Wheat grain is bred to have a shelf life

Today, we have an even greater problem as science has added its contribution of GENETIC ENGINEERING whereby wheat grain is bred to have a shelf life, i.e. to be indigestible to the flora and fauna that are part of the natural cycle of decay – in other words, to last forever (there’s money in it). Now, apply logic – if it cannot be digested by those bacteria, how do you suppose it can be digested by the bacteria of the digestive process? The truth is it can’t. What do you suppose happens to food that is no longer digestible with doubtful nutrient value? It takes time to work through the veins and arteries of the body in much the same way that waste water and gluey fat take time to work through the drainage system of a house.

Why wheat has more gluten

Wheat has been hybridised to have a higher proportion of gluten – which keeps the bread from crumbling when it is cut. Hybridisation interferes with the laws of nature, which has made wheat higher in opiates making it very addictive. Also the amount of Omega 6 has increased causing more inflammatory diseases, like arthritis and psoriasis.

Dr.
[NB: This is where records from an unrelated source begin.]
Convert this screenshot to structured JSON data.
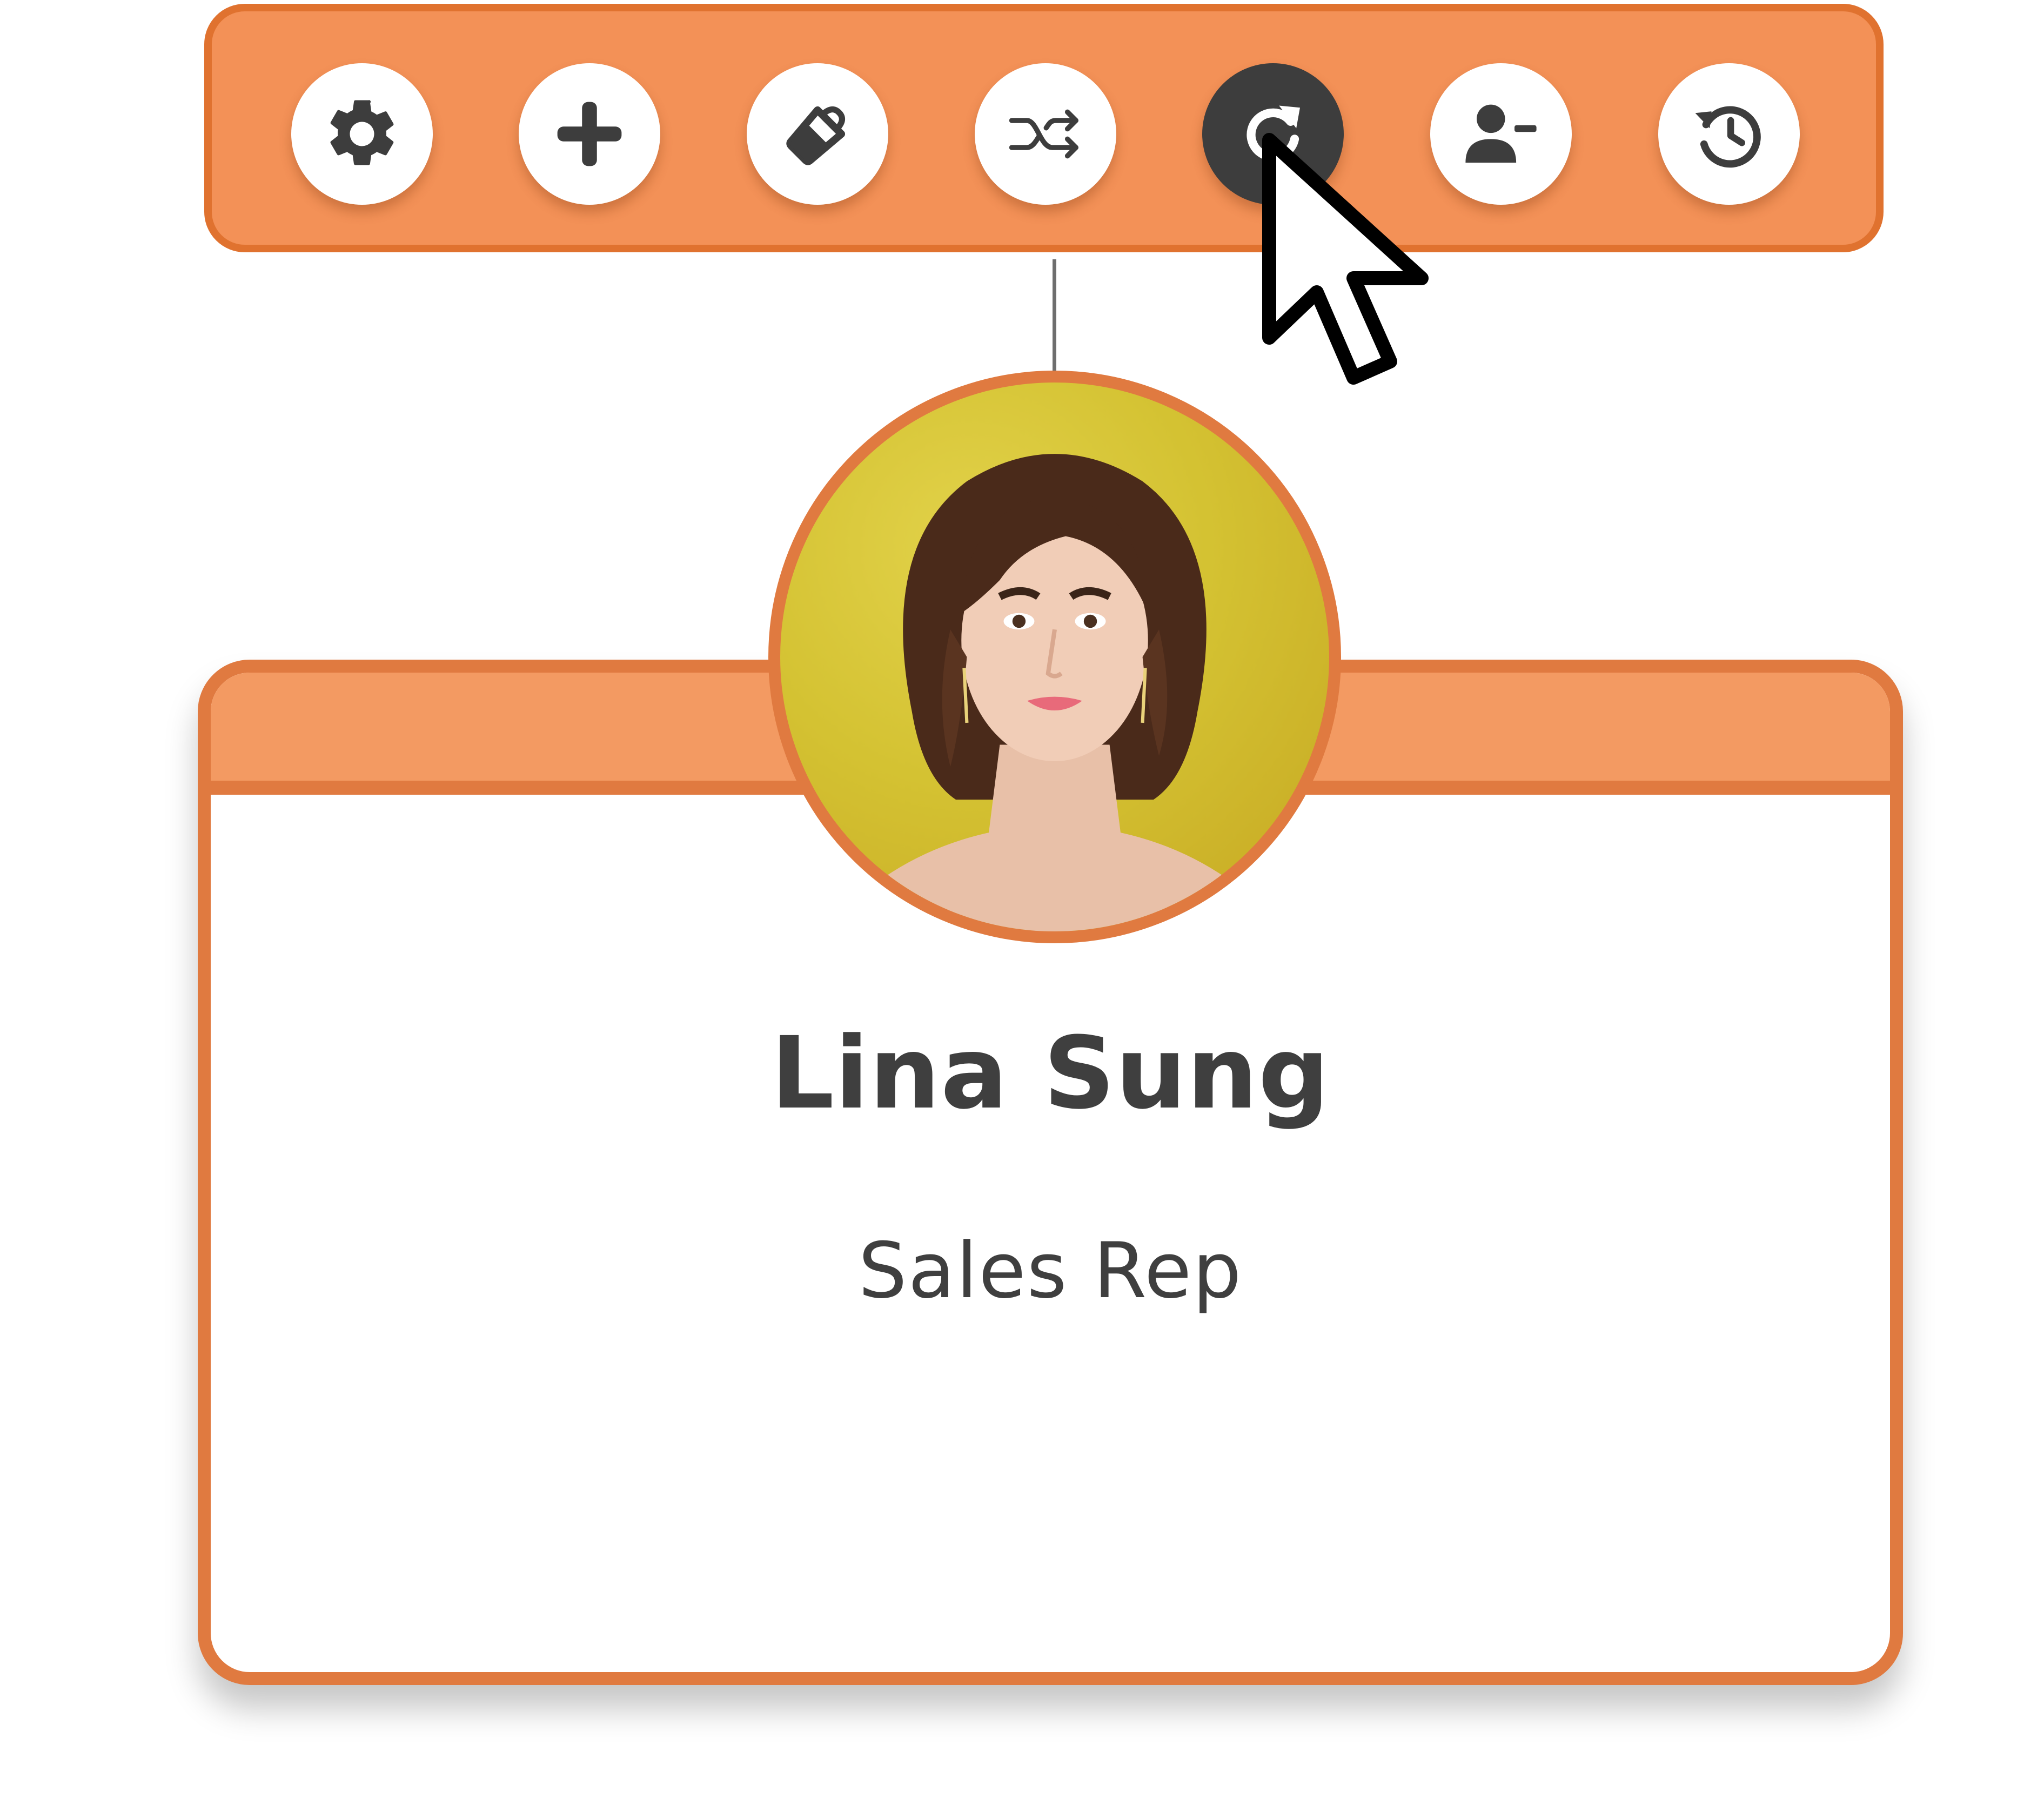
{
  "toolbar": {
    "buttons": [
      {
        "icon": "gear-icon",
        "active": false
      },
      {
        "icon": "plus-icon",
        "active": false
      },
      {
        "icon": "paint-bucket-icon",
        "active": false
      },
      {
        "icon": "shuffle-icon",
        "active": false
      },
      {
        "icon": "refresh-icon",
        "active": true
      },
      {
        "icon": "remove-user-icon",
        "active": false
      },
      {
        "icon": "history-icon",
        "active": false
      }
    ]
  },
  "card": {
    "name": "Lina Sung",
    "role": "Sales Rep"
  },
  "colors": {
    "toolbar_fill": "#f39157",
    "toolbar_border": "#e0722f",
    "card_border": "#e07a40",
    "card_band": "#f39a62",
    "text": "#3f3f3f",
    "icon": "#3d3d3d",
    "avatar_background": "#d4c232"
  }
}
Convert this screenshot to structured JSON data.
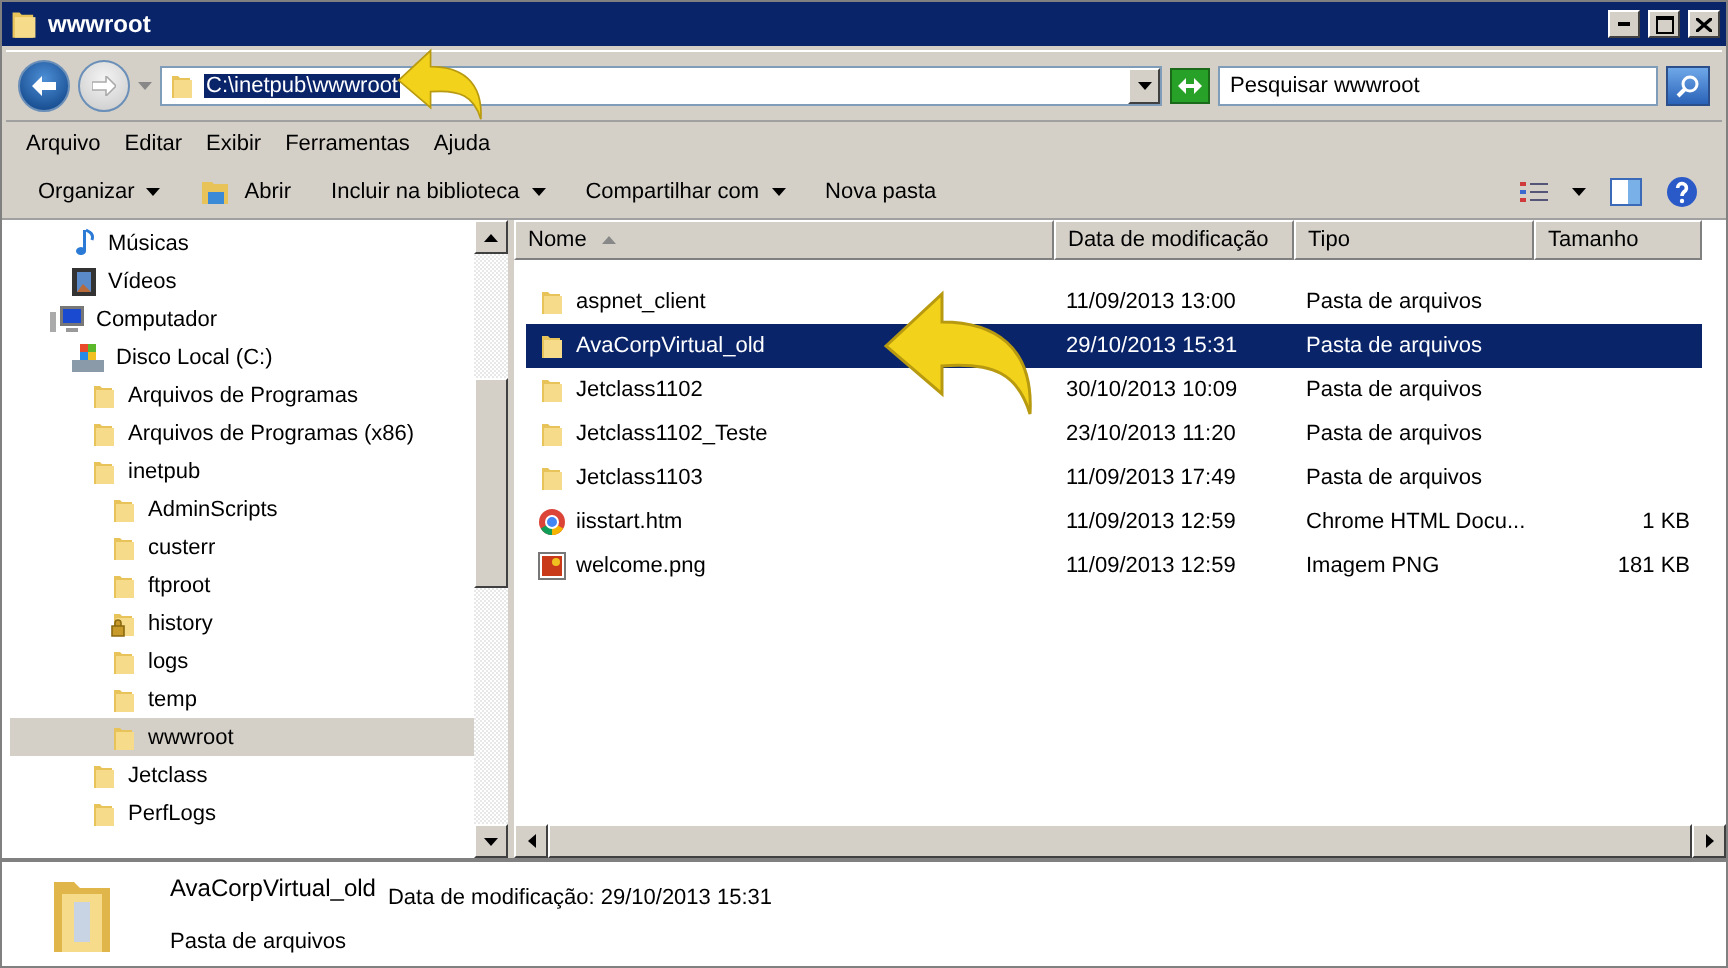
{
  "window": {
    "title": "wwwroot"
  },
  "address": {
    "path": "C:\\inetpub\\wwwroot",
    "selected": true
  },
  "search": {
    "placeholder": "Pesquisar wwwroot"
  },
  "menu": [
    "Arquivo",
    "Editar",
    "Exibir",
    "Ferramentas",
    "Ajuda"
  ],
  "toolbar": [
    {
      "label": "Organizar",
      "dropdown": true,
      "icon": false
    },
    {
      "label": "Abrir",
      "dropdown": false,
      "icon": true
    },
    {
      "label": "Incluir na biblioteca",
      "dropdown": true,
      "icon": false
    },
    {
      "label": "Compartilhar com",
      "dropdown": true,
      "icon": false
    },
    {
      "label": "Nova pasta",
      "dropdown": false,
      "icon": false
    }
  ],
  "tree": [
    {
      "label": "Músicas",
      "kind": "music",
      "selected": false
    },
    {
      "label": "Vídeos",
      "kind": "video",
      "selected": false
    },
    {
      "label": "Computador",
      "kind": "computer",
      "selected": false,
      "children": [
        {
          "label": "Disco Local (C:)",
          "kind": "drive",
          "selected": false,
          "children": [
            {
              "label": "Arquivos de Programas",
              "kind": "folder",
              "selected": false
            },
            {
              "label": "Arquivos de Programas (x86)",
              "kind": "folder",
              "selected": false
            },
            {
              "label": "inetpub",
              "kind": "folder",
              "selected": false,
              "children": [
                {
                  "label": "AdminScripts",
                  "kind": "folder",
                  "selected": false
                },
                {
                  "label": "custerr",
                  "kind": "folder",
                  "selected": false
                },
                {
                  "label": "ftproot",
                  "kind": "folder",
                  "selected": false
                },
                {
                  "label": "history",
                  "kind": "locked",
                  "selected": false
                },
                {
                  "label": "logs",
                  "kind": "folder",
                  "selected": false
                },
                {
                  "label": "temp",
                  "kind": "folder",
                  "selected": false
                },
                {
                  "label": "wwwroot",
                  "kind": "folder",
                  "selected": true
                }
              ]
            },
            {
              "label": "Jetclass",
              "kind": "folder",
              "selected": false
            },
            {
              "label": "PerfLogs",
              "kind": "folder",
              "selected": false
            }
          ]
        }
      ]
    }
  ],
  "table": {
    "columns": [
      "Nome",
      "Data de modificação",
      "Tipo",
      "Tamanho"
    ],
    "rows": [
      {
        "kind": "folder",
        "name": "aspnet_client",
        "date": "11/09/2013 13:00",
        "type": "Pasta de arquivos",
        "selected": false
      },
      {
        "kind": "folder",
        "name": "AvaCorpVirtual_old",
        "date": "29/10/2013 15:31",
        "type": "Pasta de arquivos",
        "selected": true
      },
      {
        "kind": "folder",
        "name": "Jetclass1102",
        "date": "30/10/2013 10:09",
        "type": "Pasta de arquivos",
        "selected": false
      },
      {
        "kind": "folder",
        "name": "Jetclass1102_Teste",
        "date": "23/10/2013 11:20",
        "type": "Pasta de arquivos",
        "selected": false
      },
      {
        "kind": "folder",
        "name": "Jetclass1103",
        "date": "11/09/2013 17:49",
        "type": "Pasta de arquivos",
        "selected": false
      },
      {
        "kind": "web",
        "name": "iisstart.htm",
        "date": "11/09/2013 12:59",
        "type": "Chrome HTML Docu...",
        "size": "1 KB",
        "selected": false
      },
      {
        "kind": "image",
        "name": "welcome.png",
        "date": "11/09/2013 12:59",
        "type": "Imagem PNG",
        "size": "181 KB",
        "selected": false
      }
    ]
  },
  "details": {
    "name": "AvaCorpVirtual_old",
    "modified": "Data de modificação: 29/10/2013 15:31",
    "type": "Pasta de arquivos"
  }
}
Paul d’Adamo says wheat is poisonous to certain blood types. Hildergard von Bingen, in the 13th century, prophesied that wheat would become the scourge of humanity, describing cancers and the like, associated with its use.

Wheat products contain high pesticide residues

NZ Total Diet Survey in 1991 showed the food group with the highest of number of pesticide residues detected was grains (84.6%). More specifically 96.6% of 90 wheat products contained pesticide residues.

A large proportion of essential vitamins and minerals are removed from the food in the refining process, which creates white flour and sugar. Furthermore, vitamins and minerals are leached from your body’s stores upon consumption of carbohydrates such as white flour and sugar as they are required for their metabolism. Chromium, zinc and folic acid are the main nutrients lost. Gluten clogs the intestinal wall, reducing its ability to absorb nutrients, so you feel hungry.

Gluten is only a small part of the problem

Gluten intolerance’ is only a small part of the story and eating ‘gluten free’ won’t make as much difference as changing to organically grown seeds like millet and buckwheat instead of grains.

How to grow a double chin

In nature, the animals that eat grains have a crop as well as a stomach. The crop moistens the grain, dissolving the enzyme inhibitors before it goes to the stomach. We don’t have a crop, but people who eat lots of flour often grow a double chin as if they are trying to grow a crop!

Where is Wheat hidden?

YOU WILL NEED TO BECOME AN AVID LABEL READER – look out for “flour, wheaten flour, gluten flour, wheaten corn flour, wheat”. It’s hidden in many things including sausages and liquorice etc. Even the fact that many people eat it about 6 times a day can cause a wheat intolerance. Beware of not replacing it with hybridised, white rice flour and creating nutritional deficiencies.